Monday, 13 June 2011

Protecting Children

Welcome to overblown media panic, the June edition 2011. Our subject is the sexualisation of children, which I'm sure you will all agree is a bad thing, unless your name is Paul Francis Gadd (Gary Glitter). Apparently much that is wrong with Britain is the attempt by wicked companies and advertisers to turn pre-pubescents into gyrating junior pole dancers. JK does wonder if Stripper Barbie, the Belle de Jour children's pillowcases and My Little Pony Horse Brothel were a step to far.

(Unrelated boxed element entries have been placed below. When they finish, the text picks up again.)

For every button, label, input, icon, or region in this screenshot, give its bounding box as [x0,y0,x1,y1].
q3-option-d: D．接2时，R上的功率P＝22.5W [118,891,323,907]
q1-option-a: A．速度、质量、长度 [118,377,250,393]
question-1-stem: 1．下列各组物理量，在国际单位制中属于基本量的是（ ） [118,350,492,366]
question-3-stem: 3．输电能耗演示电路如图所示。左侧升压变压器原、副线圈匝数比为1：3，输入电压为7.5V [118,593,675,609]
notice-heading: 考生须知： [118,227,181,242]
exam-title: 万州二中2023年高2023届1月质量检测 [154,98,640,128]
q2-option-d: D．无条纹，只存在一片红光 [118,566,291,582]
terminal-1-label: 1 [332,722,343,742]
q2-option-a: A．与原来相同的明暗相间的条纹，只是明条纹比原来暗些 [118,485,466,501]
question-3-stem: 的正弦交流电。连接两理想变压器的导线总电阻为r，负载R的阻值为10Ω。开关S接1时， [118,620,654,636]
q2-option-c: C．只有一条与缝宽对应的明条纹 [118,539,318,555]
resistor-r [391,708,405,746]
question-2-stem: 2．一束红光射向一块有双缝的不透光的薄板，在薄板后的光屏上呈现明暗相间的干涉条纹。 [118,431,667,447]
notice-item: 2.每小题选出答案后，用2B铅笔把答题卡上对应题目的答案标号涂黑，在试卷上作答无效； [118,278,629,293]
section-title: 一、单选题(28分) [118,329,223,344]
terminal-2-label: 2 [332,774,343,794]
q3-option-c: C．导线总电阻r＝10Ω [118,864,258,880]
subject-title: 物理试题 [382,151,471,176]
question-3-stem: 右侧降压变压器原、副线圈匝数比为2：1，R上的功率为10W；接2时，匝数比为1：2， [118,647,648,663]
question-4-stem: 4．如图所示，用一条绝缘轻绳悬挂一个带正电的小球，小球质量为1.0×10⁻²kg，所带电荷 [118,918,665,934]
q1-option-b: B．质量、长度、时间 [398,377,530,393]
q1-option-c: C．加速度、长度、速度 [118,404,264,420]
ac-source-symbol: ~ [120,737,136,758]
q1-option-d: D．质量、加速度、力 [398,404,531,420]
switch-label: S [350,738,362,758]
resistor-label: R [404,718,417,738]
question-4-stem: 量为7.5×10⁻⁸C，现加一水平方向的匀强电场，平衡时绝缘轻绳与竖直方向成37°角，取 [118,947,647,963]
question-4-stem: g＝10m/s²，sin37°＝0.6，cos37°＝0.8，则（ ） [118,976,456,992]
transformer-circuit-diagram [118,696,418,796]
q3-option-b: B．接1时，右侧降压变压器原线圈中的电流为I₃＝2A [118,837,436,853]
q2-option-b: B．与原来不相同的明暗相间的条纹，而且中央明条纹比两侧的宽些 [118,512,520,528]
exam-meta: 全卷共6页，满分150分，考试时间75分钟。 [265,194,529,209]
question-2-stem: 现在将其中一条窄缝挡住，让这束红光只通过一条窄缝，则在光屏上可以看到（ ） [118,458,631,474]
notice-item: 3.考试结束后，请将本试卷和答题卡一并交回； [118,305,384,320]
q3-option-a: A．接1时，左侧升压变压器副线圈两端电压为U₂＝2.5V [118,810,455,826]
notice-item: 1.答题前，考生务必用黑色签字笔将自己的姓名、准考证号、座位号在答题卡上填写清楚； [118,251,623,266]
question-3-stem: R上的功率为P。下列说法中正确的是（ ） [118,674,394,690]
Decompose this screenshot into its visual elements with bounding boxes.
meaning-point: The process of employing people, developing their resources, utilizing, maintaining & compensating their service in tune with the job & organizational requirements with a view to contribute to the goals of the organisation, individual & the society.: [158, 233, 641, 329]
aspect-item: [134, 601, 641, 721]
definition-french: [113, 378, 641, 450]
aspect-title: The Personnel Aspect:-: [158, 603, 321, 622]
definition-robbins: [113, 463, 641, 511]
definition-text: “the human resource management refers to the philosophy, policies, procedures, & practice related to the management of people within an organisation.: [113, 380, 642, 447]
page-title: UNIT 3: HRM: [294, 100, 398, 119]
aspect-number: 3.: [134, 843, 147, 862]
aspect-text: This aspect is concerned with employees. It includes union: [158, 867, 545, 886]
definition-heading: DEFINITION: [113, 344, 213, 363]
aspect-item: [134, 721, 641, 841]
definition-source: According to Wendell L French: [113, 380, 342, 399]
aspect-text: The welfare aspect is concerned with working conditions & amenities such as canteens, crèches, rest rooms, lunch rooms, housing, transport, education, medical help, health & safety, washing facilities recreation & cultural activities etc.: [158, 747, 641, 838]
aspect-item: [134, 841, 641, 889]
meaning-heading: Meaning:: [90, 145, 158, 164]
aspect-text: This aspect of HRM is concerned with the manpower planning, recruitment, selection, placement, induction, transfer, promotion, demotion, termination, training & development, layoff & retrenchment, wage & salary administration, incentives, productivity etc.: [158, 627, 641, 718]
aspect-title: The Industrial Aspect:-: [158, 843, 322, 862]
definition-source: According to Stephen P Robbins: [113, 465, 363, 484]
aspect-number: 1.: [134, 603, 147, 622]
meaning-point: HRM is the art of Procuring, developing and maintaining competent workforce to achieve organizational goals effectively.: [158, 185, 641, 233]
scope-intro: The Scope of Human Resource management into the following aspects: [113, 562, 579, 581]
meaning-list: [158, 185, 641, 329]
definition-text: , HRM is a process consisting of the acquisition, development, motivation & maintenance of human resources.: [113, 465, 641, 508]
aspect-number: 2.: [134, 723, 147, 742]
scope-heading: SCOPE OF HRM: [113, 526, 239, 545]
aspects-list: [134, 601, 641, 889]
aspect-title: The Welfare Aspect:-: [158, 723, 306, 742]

The tricks horses do should be trotting in unison, not dressed in in PVC nurses uniforms.

It's all started by a report prepared by the Mothers Union - an interesting organisation that isn't a union and whose Chief Executive, Reg Bailey, is a man.  David Cameron is all in favour of the proposals - of course the animated shop dummy would be supportive, a man who resembles a regency painting of a Duke only with less depth of character than the canvas he's painted on. In a desperate attempt to live down his Bullingdon days, Dave will do or say anything to prove he has moral worth. One question has always troubled JK - when those Bullingdon boys were prancing round Oxford in blue velvet tailcoats like braying bell ends, where was a bunch of vicious bike chain-wielding hoodlums when you needed them?

JK digresses, though it's hard to shake an image of Boris Johnson being forced to eat his own bow tie by a group of street toughs...ah we can but dream. So the alleged issue is the destruction of our children's innocence. It all sounds very familiar. Back in the early 1980s, when New York was gripped by gang violence and a crack epidemic, people blamed the breakdown on society on films like Driller Killer. By the same weird logic, as in no logic at all, lad's mags are 'a problem'. Retailers will be encouraged to sell the likes of FHM  and Nuts in brown paper covers. It is understandable that their journalism should be treated like waste paper fit for recycling as their writing compromises hitting cut and paste on copy  from PR firms pushing some car, watch, suit or stupid gizmo that nobody wants or needs. Maybe a City Boy out of his tree of Columbian talc would buy an exact replica of Doctor No's chair for £4000, but for the rest of us these magazines are mostly adverts interspersed with ladies not wearing very much. The  real question however is this: does looking at picture of Holly Willoughby in her underwear lead to end of civilisation?

The answer in case you were in any doubt is no. Lads mags may be puerile and silly, but they are mostly harmless. What's more like most magazines, their circulation is on the wane. The internet, that vast repository of naked ladies, is just too powerful and costs nothing to access. However, JK feels that as usual politicians and campaigners missed the real problem on newspaper stands. If we are concerned about actual harm to impressionable minds, then what about women's magazines that pump an endless stream of unattainable body images into young girls' minds. Technically the body shapes are obtainable if you are a 13 year old boy dressed like a girl or an adult woman who never eats, or if she does, it's half a lettuce leaf (organic naturally) once every alternate Tuesday which she then promptly throws up into her toilet, a crystal skull designed by Damien Hirst.   If you want to help your children, then get them playing sport, eating a balanced diet and leave the stick-thin, chain-smoking, coke-tooting, flight-attendant-assaulting, lollipop-head models on the middle shelf along with their alcoholic, anti-Semitic designers.